I don’t know why I started taking these photographs.
I suspect it was an attempt to mark a moment, or to hold onto a feeling.
I didn’t know about Katherine Opie’s polaroids of the Bush era at the time. If I had, I might not have taken these.

On November 4, 2008, Ted (my partner at the time) and I were on a couch watching the election on an old cube of a television. It was the last television that I would have cable on. Ted was wearing a t-shirt with Obama’s face on it. He’d purchased it at a Madonna concert a month earlier. As the excitement of the night mounted, I grabbed my polaroid camera and started taking photos of the screen.

I am Canadian and was in Canada at the time, but the energy of the night was still palpable. We wanted to spill out into the street, to celebrate; but the party was inside the television not outside our window.

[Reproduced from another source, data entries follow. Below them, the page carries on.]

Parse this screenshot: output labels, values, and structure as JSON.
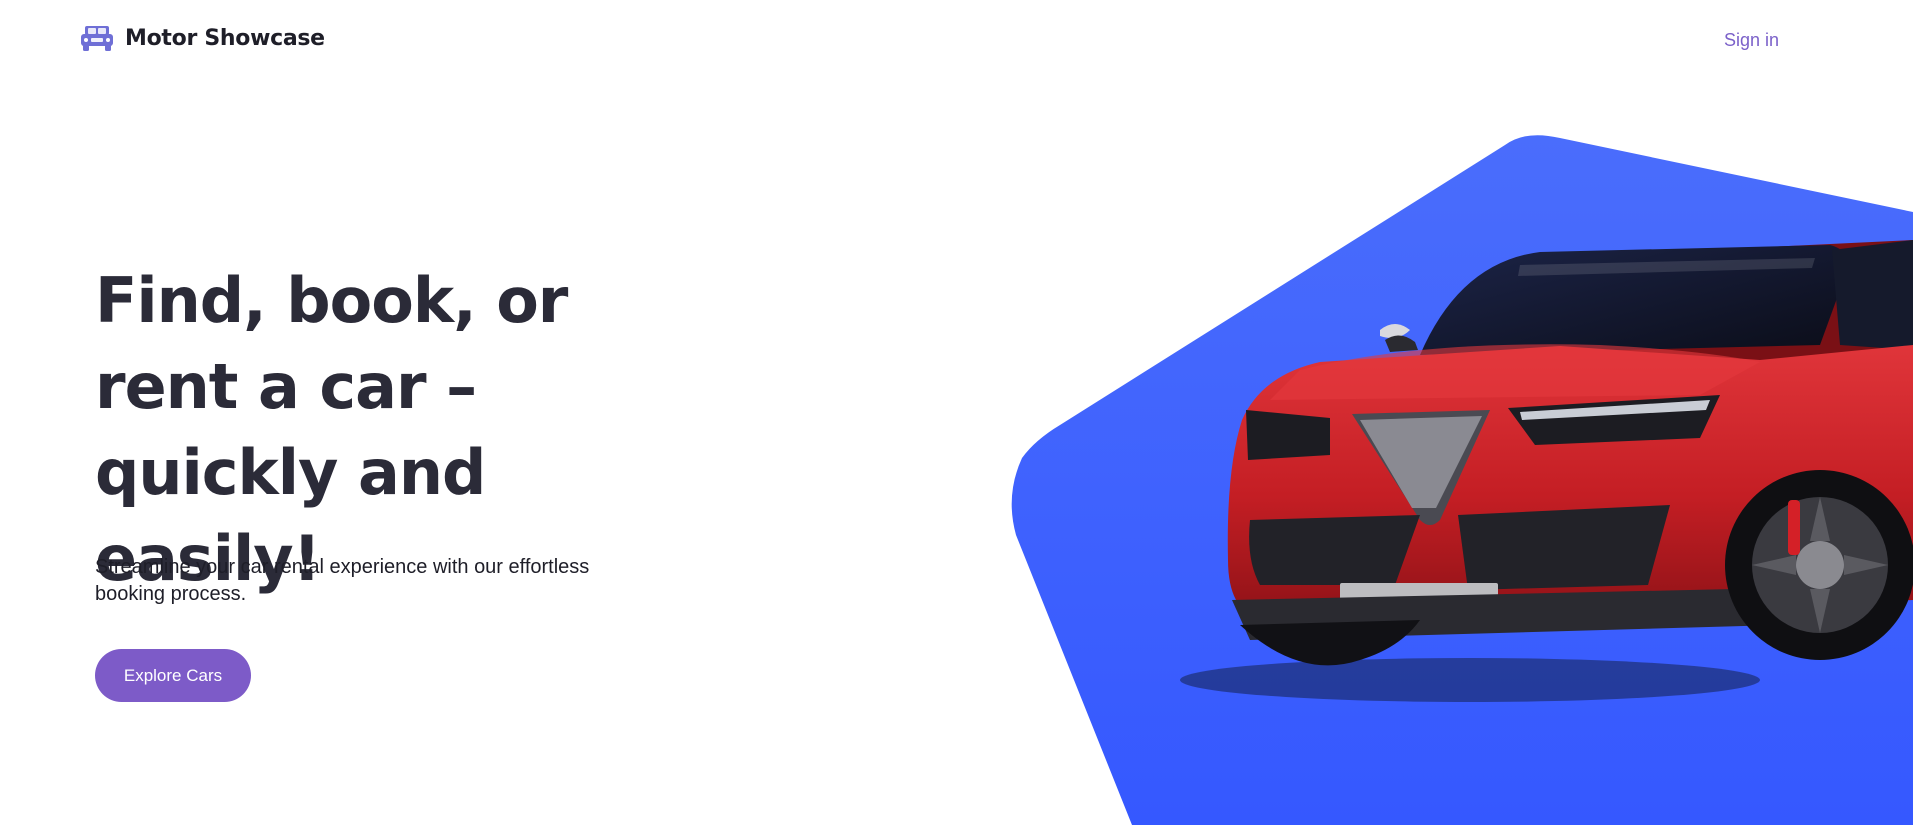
{
  "header": {
    "brand_name": "Motor Showcase",
    "brand_icon": "jeep-car-icon",
    "sign_in_label": "Sign in"
  },
  "hero": {
    "title": "Find, book, or rent a car – quickly and easily!",
    "subtitle": "Streamline your car rental experience with our effortless booking process.",
    "cta_label": "Explore Cars"
  },
  "theme": {
    "accent": "#7d5bc8",
    "link": "#7b61c9",
    "hero_shape": "#3d64ff",
    "car_body": "#c81f25",
    "text_dark": "#2b2b38"
  }
}
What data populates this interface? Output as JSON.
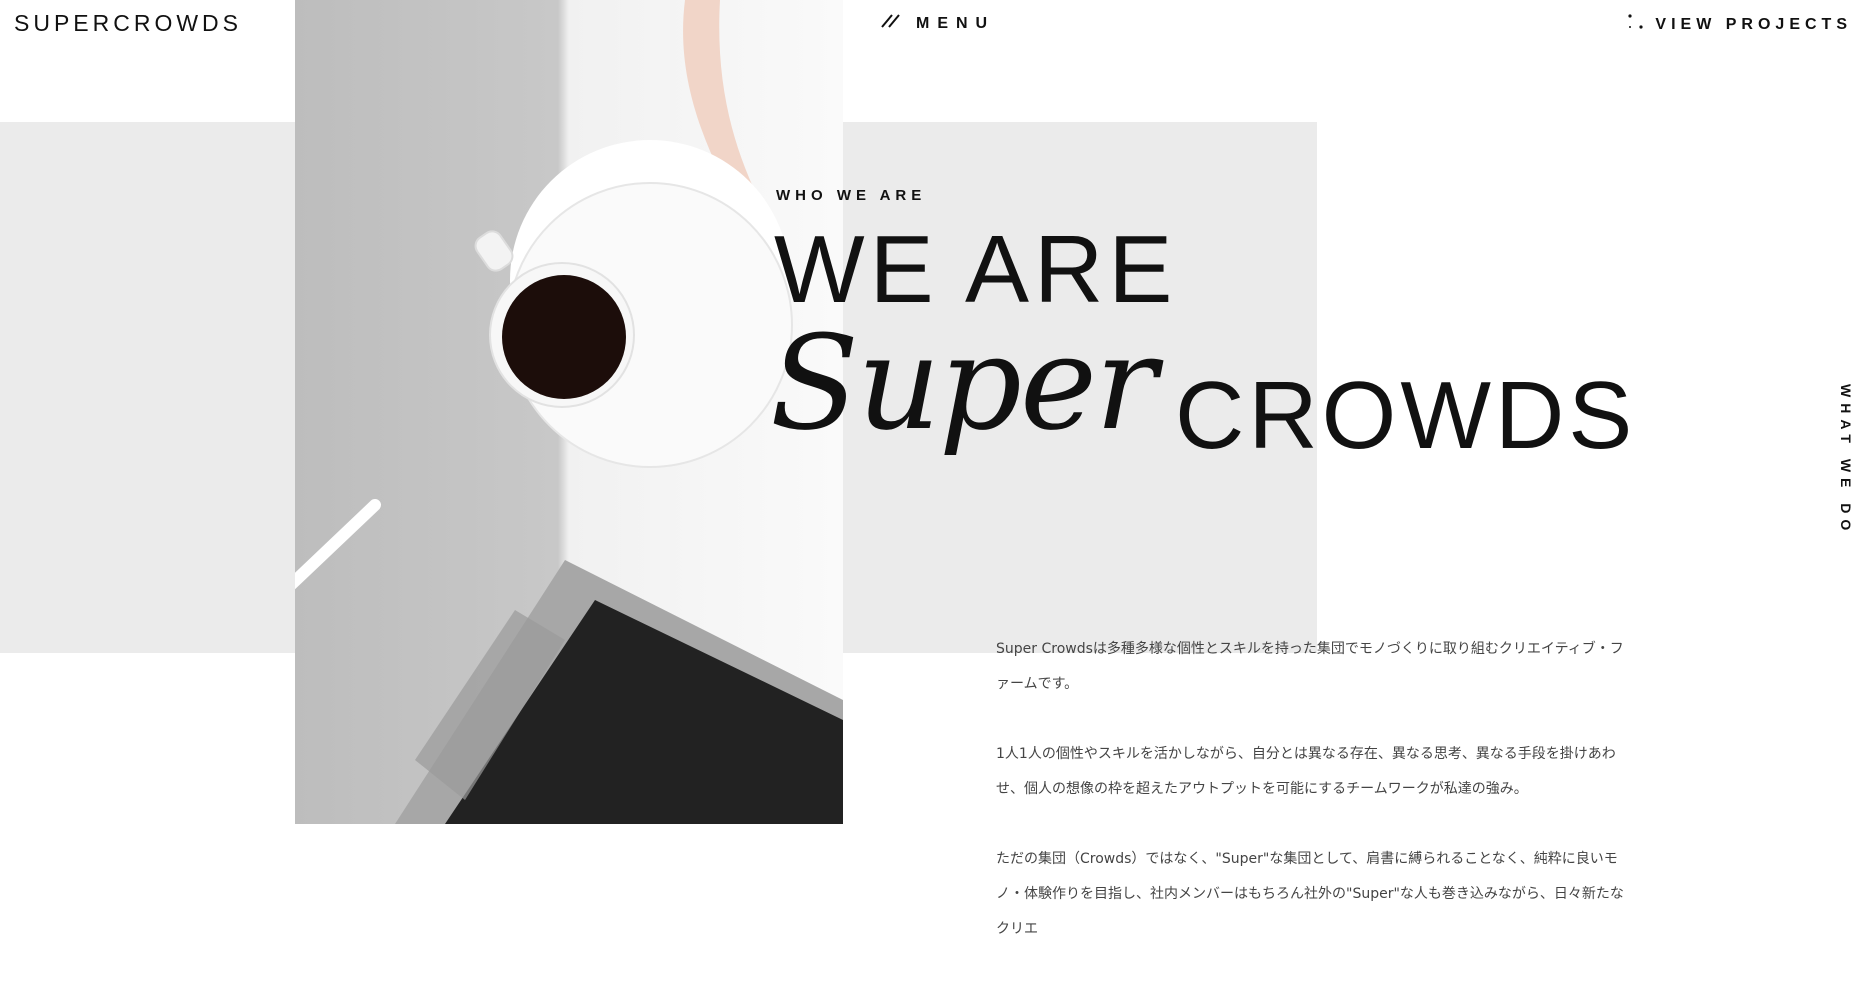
{
  "header": {
    "logo": "SUPERCROWDS",
    "menu_label": "MENU",
    "menu_icon": "slash-icon",
    "view_projects_label": "VIEW PROJECTS",
    "view_projects_icon": "dots-icon"
  },
  "hero": {
    "eyebrow": "WHO WE ARE",
    "headline_line1": "WE ARE",
    "headline_script": "Super",
    "headline_line2": "CROWDS",
    "photo_alt": "coffee-laptop-photo"
  },
  "side_nav": {
    "label": "WHAT WE DO"
  },
  "body": {
    "paragraphs": [
      "Super Crowdsは多種多様な個性とスキルを持った集団でモノづくりに取り組むクリエイティブ・ファームです。",
      "1人1人の個性やスキルを活かしながら、自分とは異なる存在、異なる思考、異なる手段を掛けあわせ、個人の想像の枠を超えたアウトプットを可能にするチームワークが私達の強み。",
      "ただの集団（Crowds）ではなく、\"Super\"な集団として、肩書に縛られることなく、純粋に良いモノ・体験作りを目指し、社内メンバーはもちろん社外の\"Super\"な人も巻き込みながら、日々新たなクリエ"
    ]
  },
  "colors": {
    "grey_panel": "#ebebeb",
    "text": "#111111",
    "body_text": "#444444"
  }
}
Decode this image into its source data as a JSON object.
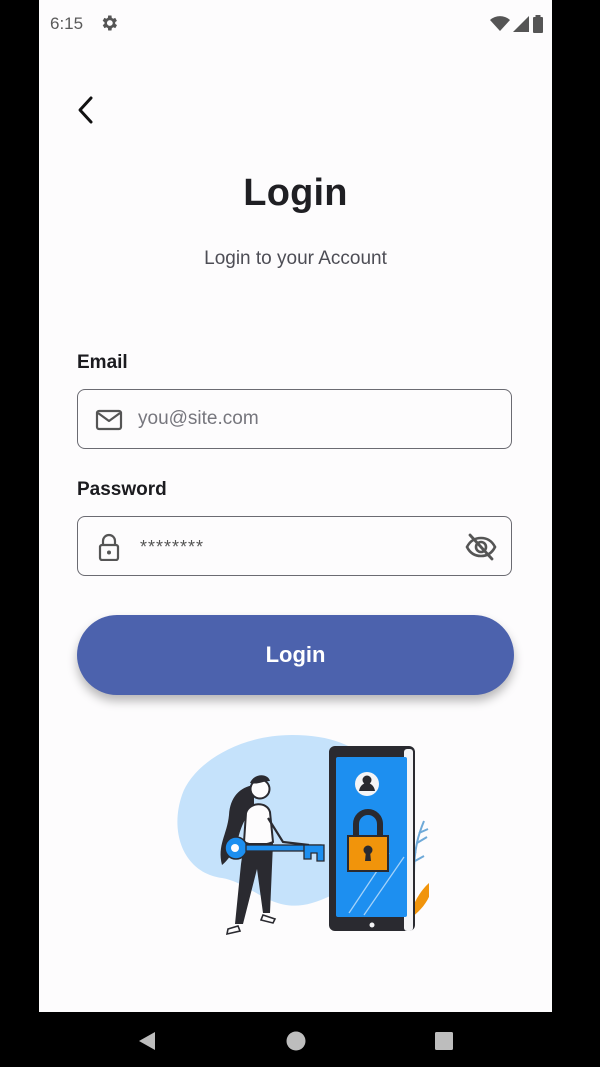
{
  "status_bar": {
    "time": "6:15",
    "icons": [
      "gear-icon",
      "wifi-icon",
      "signal-icon",
      "battery-icon"
    ]
  },
  "header": {
    "back_icon": "chevron-left-icon",
    "title": "Login",
    "subtitle": "Login to your Account"
  },
  "form": {
    "email": {
      "label": "Email",
      "placeholder": "you@site.com",
      "value": "",
      "icon": "mail-icon"
    },
    "password": {
      "label": "Password",
      "masked_value": "********",
      "icon": "lock-icon",
      "toggle_icon": "eye-off-icon"
    },
    "submit_label": "Login"
  },
  "illustration": {
    "name": "woman-with-key-and-phone-lock-illustration"
  },
  "nav_bar": {
    "items": [
      "back-icon",
      "home-icon",
      "recents-icon"
    ]
  },
  "colors": {
    "primary": "#4c62ad",
    "blob": "#c5e2fb",
    "phone_screen": "#1d8ff0",
    "lock": "#f1940b",
    "text_dark": "#1f1f23"
  }
}
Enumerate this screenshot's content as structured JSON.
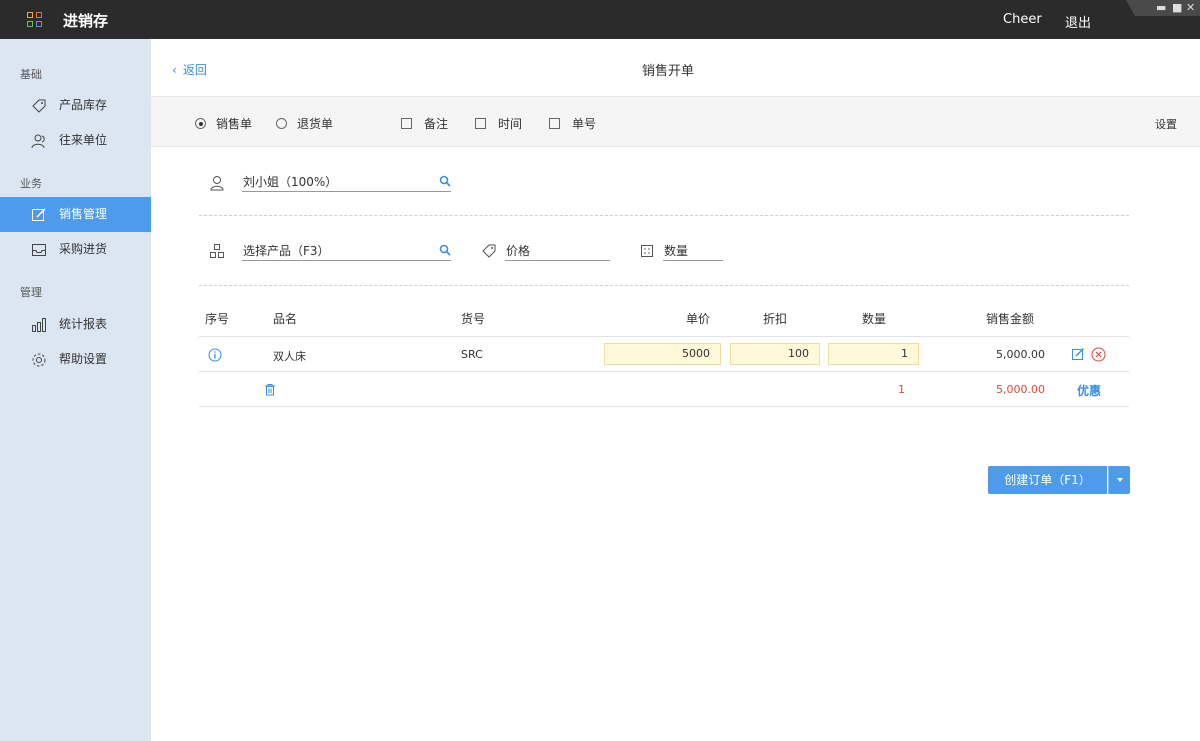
{
  "app": {
    "title": "进销存",
    "user": "Cheer",
    "logout": "退出"
  },
  "sidebar": {
    "groups": [
      "基础",
      "业务",
      "管理"
    ],
    "items": [
      {
        "label": "产品库存",
        "icon": "tag-icon"
      },
      {
        "label": "往来单位",
        "icon": "contacts-icon"
      },
      {
        "label": "销售管理",
        "icon": "edit-icon",
        "active": true
      },
      {
        "label": "采购进货",
        "icon": "inbox-icon"
      },
      {
        "label": "统计报表",
        "icon": "bar-chart-icon"
      },
      {
        "label": "帮助设置",
        "icon": "gear-icon"
      }
    ]
  },
  "header": {
    "back": "返回",
    "title": "销售开单"
  },
  "options": {
    "sale": "销售单",
    "return": "退货单",
    "remark": "备注",
    "time": "时间",
    "number": "单号",
    "settings": "设置"
  },
  "customer": {
    "value": "刘小姐（100%）"
  },
  "product": {
    "placeholder": "选择产品（F3）",
    "price": "价格",
    "qty": "数量"
  },
  "table": {
    "headers": [
      "序号",
      "品名",
      "货号",
      "单价",
      "折扣",
      "数量",
      "销售金额"
    ],
    "rows": [
      {
        "name": "双人床",
        "sku": "SRC",
        "price": "5000",
        "discount": "100",
        "qty": "1",
        "amount": "5,000.00"
      }
    ],
    "total": {
      "qty": "1",
      "amount": "5,000.00",
      "promo": "优惠"
    }
  },
  "actions": {
    "create": "创建订单（F1）"
  },
  "colors": {
    "accent": "#4d9bea",
    "sidebar_bg": "#dce6f2",
    "titlebar_bg": "#2b2b2b",
    "total_red": "#e04a3a",
    "input_bg": "#fff8d9"
  }
}
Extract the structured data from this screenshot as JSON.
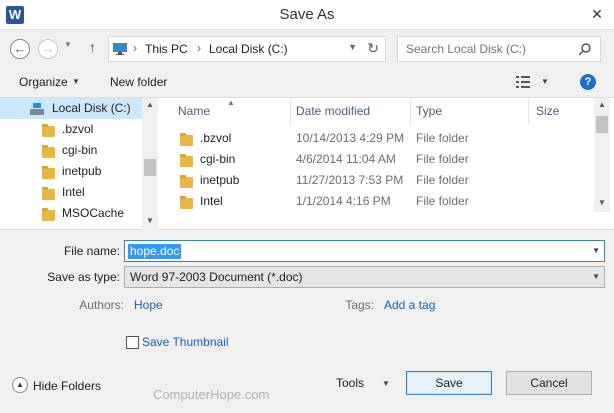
{
  "window": {
    "title": "Save As",
    "app_icon": "W",
    "close_glyph": "✕"
  },
  "nav": {
    "path": [
      "This PC",
      "Local Disk (C:)"
    ],
    "search_placeholder": "Search Local Disk (C:)"
  },
  "toolbar": {
    "organize": "Organize",
    "new_folder": "New folder",
    "help": "?"
  },
  "tree": {
    "items": [
      {
        "label": "Local Disk (C:)",
        "selected": true
      },
      {
        "label": ".bzvol"
      },
      {
        "label": "cgi-bin"
      },
      {
        "label": "inetpub"
      },
      {
        "label": "Intel"
      },
      {
        "label": "MSOCache"
      }
    ]
  },
  "list": {
    "columns": [
      "Name",
      "Date modified",
      "Type",
      "Size"
    ],
    "rows": [
      {
        "name": ".bzvol",
        "date": "10/14/2013 4:29 PM",
        "type": "File folder"
      },
      {
        "name": "cgi-bin",
        "date": "4/6/2014 11:04 AM",
        "type": "File folder"
      },
      {
        "name": "inetpub",
        "date": "11/27/2013 7:53 PM",
        "type": "File folder"
      },
      {
        "name": "Intel",
        "date": "1/1/2014 4:16 PM",
        "type": "File folder"
      }
    ]
  },
  "form": {
    "file_name_label": "File name:",
    "file_name_value": "hope.doc",
    "save_type_label": "Save as type:",
    "save_type_value": "Word 97-2003 Document (*.doc)",
    "authors_label": "Authors:",
    "authors_value": "Hope",
    "tags_label": "Tags:",
    "tags_value": "Add a tag",
    "thumbnail_label": "Save Thumbnail",
    "thumbnail_checked": false
  },
  "footer": {
    "hide_folders": "Hide Folders",
    "tools": "Tools",
    "save": "Save",
    "cancel": "Cancel",
    "watermark": "ComputerHope.com"
  },
  "colors": {
    "accent": "#3399ff",
    "link": "#1a5fb4",
    "selection": "#cce8ff",
    "folder": "#e9b640"
  }
}
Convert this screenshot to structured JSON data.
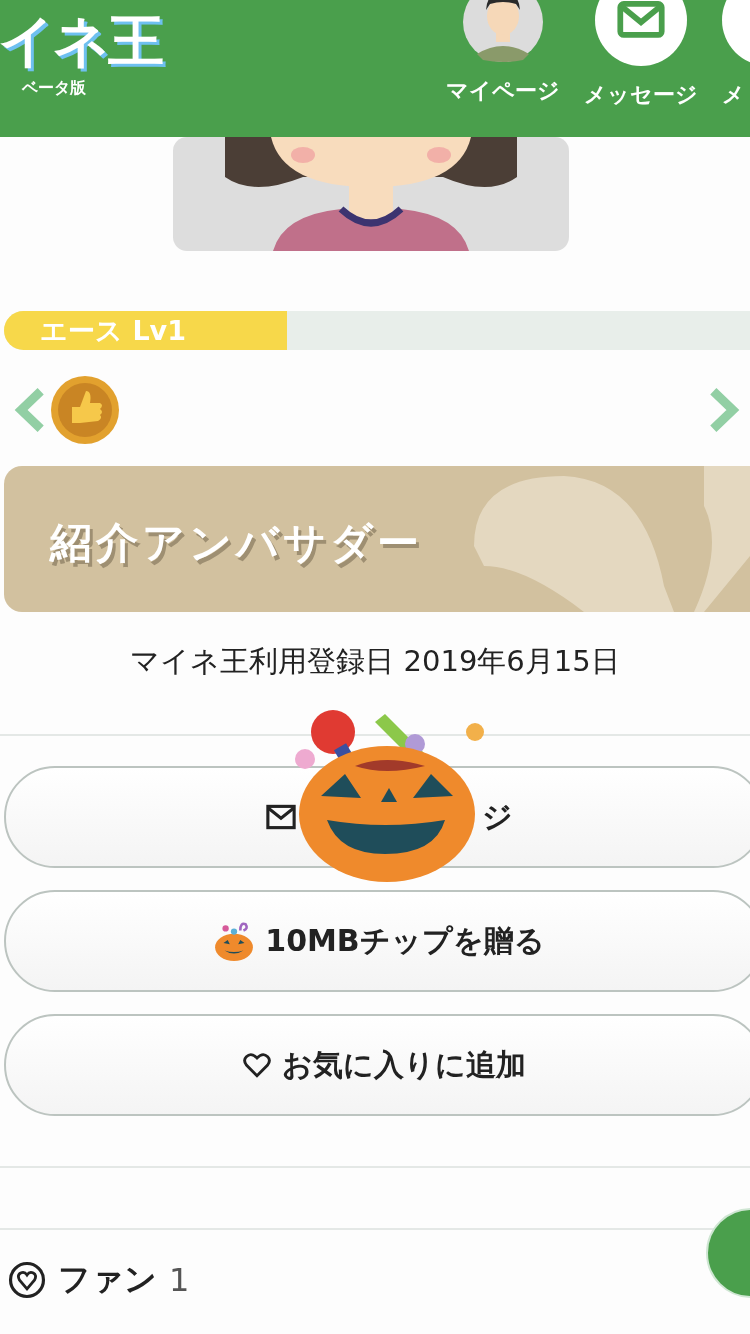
{
  "header": {
    "logo": "イネ王",
    "logo_sub": "ベータ版",
    "nav": [
      {
        "label": "マイページ",
        "kind": "avatar"
      },
      {
        "label": "メッセージ",
        "kind": "mail"
      },
      {
        "label": "メ",
        "kind": "plain"
      }
    ]
  },
  "rank": {
    "label": "エース Lv1",
    "level": 0.38
  },
  "badge_title": "紹介アンバサダー",
  "registered": "マイネ王利用登録日 2019年6月15日",
  "buttons": [
    {
      "label": "ジ",
      "kind": "message"
    },
    {
      "label": "10MBチップを贈る",
      "kind": "tip"
    },
    {
      "label": "お気に入りに追加",
      "kind": "favorite"
    }
  ],
  "fans": {
    "label": "ファン",
    "count": "1"
  }
}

Over the eight years that followed, my engagement with American politics ebbed and flowed. Occasionally, I would photograph a screen, typically a laptop or phone. Rarely was I photographing something that was happening. Instead, I was watching clips of things that had happened, searching them out online at my leisure.

I’d always planned to photograph the end of Obama’s Presidency. For years, I knew I needed to save a few Polaroids for that. On January 10, 2017, I watched President Obama’s farewell address alone on my computer screen. After the speech was over, I slid the progress bar on the video back and pressed pause before taking a last few photos.